Dès la Saint-Jean-Baptiste, tous les enfants et la mère à quatre pattes au chaud soleil de juin cueillaient ensemble la petite fraise des champs ou l’ail des bois à l’ombre des épinettes, au grand plaisir des mouches noires et des brulots qui venaient de gagner tout plein d’enfants à dévorer. Et le bon papa que le tour de camion avait probablement fatigué s’en remettait en jetant sa ligne à l’eau et en taquinant le poisson dans les cachettes qu’il avait découvertes à force d’emmener ses enfants partout avec lui. Et quand ils rentraient à Bourlamaque juste avant le souper, il arrêtait chez Germain Houde pour lui vendre toute la cueillette du jour. De toutes façons les enfants pourraient en manger amplement le lendemain des petites fraises, le bon père leur promettait de les ramener en cueillir tant qu’il y en aurait. Même chose pour les framboises. Il connaissait des talles impressionnantes dans des swompes à mouche noire le long des chemins de pénétration des compagnies de bois où les enfants pouvaient en ramasser tant qu’ils voulaient à travers les épines qui finissaient par leur percer la peau et leur faire pisser le sang. Ils avaient tout juillet pour en profiter avec leur père. Et lui faisait sa job de père avec un zèle admirable. Il prenait sa petite bière tranquille, assis dans sa chaise pliante à côté de son camion, chapeau de paille bien calé sur le front, avec sa 30-30 appuyée au sol au cas où un ours viendrait menacer la famille qui cueillait gaiment le petit fruit.

Puis, le mois d’août venu, c’est aux bleuets que le père invitait tous ses enfants. Le bonhomme connaissait les plus belles talles d’Abitibi et les plus populeux ruisseaux à truite, mais les enfants étaient tenus de garder tout ça avec les autres secrets. Ils partaient à l’heure bleue en famille armés de leurs tapettes à bleuet et ne revenaient qu’en fin d’après-midi. En cueillant à la tapette, ils ramenaient des quantités impressionnantes de bleuets mais ils attrapaient aussi des feuilles et des bleuets blancs du même coup. Alors le bon père avait patenté une vanneuse dans son garage. Pendant que la mère était libérée pour aller faire à souper, le père dirigeait de main de maître sa petite équipe dans le garage. Ludger, le plus vieux des garçons, lui amenait une à une les chaudières de bleuets que le père faisait descendre sur une chute de tôle. En tombant d’un pied ou deux sur un tapis roulant, un ventilateur placé derrière la chute soufflait au loin les feuilles et les petites filles cordées de chaque côté du tapis roulant enlevaient à la main les petits bleuets pas assez bleus ou toutes les autres cochonneries qui auraient pu se trouver là. Mon ami Éloi se tenait à l’autre bout et veillait à ce que les bleuets ainsi nettoyés tombent dans la chaudière placée au bout du tapis et transvidait les fruits dans les paniers de balsa.

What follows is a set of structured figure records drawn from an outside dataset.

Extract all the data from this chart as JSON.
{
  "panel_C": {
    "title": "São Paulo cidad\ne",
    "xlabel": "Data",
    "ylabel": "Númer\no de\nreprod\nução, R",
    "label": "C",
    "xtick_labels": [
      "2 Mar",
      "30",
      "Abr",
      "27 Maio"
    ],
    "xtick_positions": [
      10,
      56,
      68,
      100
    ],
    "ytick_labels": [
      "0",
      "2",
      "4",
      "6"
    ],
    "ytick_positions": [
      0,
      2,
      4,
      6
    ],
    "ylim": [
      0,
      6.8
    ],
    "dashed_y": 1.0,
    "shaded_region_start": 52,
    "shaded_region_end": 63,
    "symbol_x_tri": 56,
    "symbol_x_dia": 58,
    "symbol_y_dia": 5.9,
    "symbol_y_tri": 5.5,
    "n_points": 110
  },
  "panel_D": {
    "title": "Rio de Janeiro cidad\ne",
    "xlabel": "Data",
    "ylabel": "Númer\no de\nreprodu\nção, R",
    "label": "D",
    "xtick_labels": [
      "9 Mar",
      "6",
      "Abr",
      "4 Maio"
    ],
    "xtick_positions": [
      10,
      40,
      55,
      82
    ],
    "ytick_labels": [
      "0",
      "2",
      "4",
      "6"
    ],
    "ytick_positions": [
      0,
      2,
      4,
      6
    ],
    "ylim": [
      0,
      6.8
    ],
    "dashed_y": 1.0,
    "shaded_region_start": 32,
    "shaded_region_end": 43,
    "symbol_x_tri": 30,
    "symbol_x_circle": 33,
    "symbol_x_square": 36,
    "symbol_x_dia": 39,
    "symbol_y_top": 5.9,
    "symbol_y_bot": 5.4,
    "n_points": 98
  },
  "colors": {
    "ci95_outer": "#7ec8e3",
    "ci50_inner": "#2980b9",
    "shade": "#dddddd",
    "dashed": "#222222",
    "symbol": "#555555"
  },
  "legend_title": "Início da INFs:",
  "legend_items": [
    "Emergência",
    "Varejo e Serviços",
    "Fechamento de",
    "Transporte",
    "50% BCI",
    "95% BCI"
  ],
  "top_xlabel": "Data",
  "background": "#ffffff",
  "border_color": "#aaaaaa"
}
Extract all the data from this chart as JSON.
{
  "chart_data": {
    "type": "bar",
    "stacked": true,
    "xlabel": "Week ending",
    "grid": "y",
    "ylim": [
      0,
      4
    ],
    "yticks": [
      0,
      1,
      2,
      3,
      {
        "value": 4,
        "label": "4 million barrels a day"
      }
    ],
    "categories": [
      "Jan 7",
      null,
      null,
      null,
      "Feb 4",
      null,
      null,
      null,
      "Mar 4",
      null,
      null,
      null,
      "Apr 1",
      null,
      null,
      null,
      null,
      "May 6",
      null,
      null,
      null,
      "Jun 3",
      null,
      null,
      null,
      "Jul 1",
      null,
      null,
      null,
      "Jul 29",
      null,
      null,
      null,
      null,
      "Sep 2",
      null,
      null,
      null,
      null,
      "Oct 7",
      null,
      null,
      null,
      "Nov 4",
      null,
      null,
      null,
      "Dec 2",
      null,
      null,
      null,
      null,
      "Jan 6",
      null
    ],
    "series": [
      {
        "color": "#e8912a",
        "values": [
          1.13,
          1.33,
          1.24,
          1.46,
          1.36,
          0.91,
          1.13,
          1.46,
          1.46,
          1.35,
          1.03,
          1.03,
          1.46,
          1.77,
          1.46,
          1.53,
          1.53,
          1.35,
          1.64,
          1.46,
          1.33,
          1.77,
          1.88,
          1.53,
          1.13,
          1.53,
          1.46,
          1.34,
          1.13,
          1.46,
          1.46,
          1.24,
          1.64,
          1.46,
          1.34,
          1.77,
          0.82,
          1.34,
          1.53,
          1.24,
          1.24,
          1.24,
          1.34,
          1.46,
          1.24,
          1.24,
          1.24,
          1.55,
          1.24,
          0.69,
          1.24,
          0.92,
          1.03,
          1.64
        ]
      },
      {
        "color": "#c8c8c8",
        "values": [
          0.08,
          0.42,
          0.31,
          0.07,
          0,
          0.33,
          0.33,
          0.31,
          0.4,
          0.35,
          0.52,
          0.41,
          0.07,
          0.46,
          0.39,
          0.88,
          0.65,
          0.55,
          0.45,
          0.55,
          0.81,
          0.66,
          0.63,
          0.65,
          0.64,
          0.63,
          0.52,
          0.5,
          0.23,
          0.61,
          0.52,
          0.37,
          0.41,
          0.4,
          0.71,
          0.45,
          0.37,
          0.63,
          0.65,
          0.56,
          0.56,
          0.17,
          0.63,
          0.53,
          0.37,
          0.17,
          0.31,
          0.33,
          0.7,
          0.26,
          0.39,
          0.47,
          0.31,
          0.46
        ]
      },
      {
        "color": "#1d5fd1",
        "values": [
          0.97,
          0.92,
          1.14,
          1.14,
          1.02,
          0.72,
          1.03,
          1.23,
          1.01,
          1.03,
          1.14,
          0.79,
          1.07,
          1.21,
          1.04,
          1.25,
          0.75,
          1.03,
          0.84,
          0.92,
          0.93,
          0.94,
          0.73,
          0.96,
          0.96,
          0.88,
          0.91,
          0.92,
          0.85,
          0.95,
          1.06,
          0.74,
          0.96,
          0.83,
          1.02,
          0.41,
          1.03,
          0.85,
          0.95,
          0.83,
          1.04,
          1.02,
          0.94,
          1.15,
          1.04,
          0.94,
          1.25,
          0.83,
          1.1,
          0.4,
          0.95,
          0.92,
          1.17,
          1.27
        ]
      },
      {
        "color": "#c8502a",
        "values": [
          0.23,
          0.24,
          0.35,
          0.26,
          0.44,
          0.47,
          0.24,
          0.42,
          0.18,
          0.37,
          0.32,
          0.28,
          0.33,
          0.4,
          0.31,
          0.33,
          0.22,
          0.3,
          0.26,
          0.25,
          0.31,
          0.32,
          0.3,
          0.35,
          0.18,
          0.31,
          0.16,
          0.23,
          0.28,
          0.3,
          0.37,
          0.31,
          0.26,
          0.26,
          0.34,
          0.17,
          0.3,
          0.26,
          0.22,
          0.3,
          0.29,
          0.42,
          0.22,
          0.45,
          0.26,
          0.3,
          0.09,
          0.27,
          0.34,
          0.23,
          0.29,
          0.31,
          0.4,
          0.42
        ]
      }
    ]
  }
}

Je me collais quelquefois le nez au châssis du garage et je les regardais faire. Comme je les trouvais chanceux de travailler ainsi en famille sous le regard sévère de leur père qui d’une seule claque sur le grand dalot de tôle faisait sursauter de peur sa marmaille et ramenait à leur concentration ceux que la lassitude avait transportés dans la lune un moment et qui auraient pu laisser passer un bleuet blanc. Les plus indisciplinés se faisaient rougir une fesse, les tapettes à bleuet ne servaient pas qu’aux bleuets. J’imagine la peine que devait ressentir le pauvre père à devoir les remettre au pas ainsi.

Mais, aussitôt le souper englouti, le bon père laissait sortir les garçons assez grands pour se joindre aux enfants de la huitième qui profitaient de la clarté des soirs d’été pour jouer une partie de curbitch en plein milieu de la rue. Mais jamais ses filles. Elles étaient la prunelle de ses yeux de toute évidence.

Cette année-là, les lacs avaient calé dans la dernière semaine de mai. Dès les premiers jours de juin mon père avait repris le bord du bois, nous abandonnant à nos affaires d’enfant pour un long moment. Il restait encore une bonne vingtaine de jours avant que l’école ne finisse et que je perde à toutes fins pratiques mon ami Éloi dont le père s’occuperait bien pendant les journées d’été. Le vendredi, sur le chemin de retour de l’école, mon ami Normand, Éloi et moi avions convenu de partir le samedi et d’aller au quai du lac Blouin en bicycle à pédales essayer d’attraper du brochet qui s’approchait du rivage le printemps, affamé et à l’affût des première grenouilles à émerger de la vase. Naturellement, Éloi devait obligatoirement avoir l’aval de son père qui ne pouvait pas être partout pour protéger ses enfants le pauvre homme. En bon père qu’il était, il donna la permission à Éloi de nous accompagner à condition que son frère Ludger, plus vieux et pas mal plus costaud que nous, vienne lui aussi au brochet avec nous autres. C’est donc bien gréés et avec un lunch pour le dîner que nous avons tous enfourché nos bicycles à pédale le samedi matin de bonne heure et que nous avons pris le chemin du lac Blouin.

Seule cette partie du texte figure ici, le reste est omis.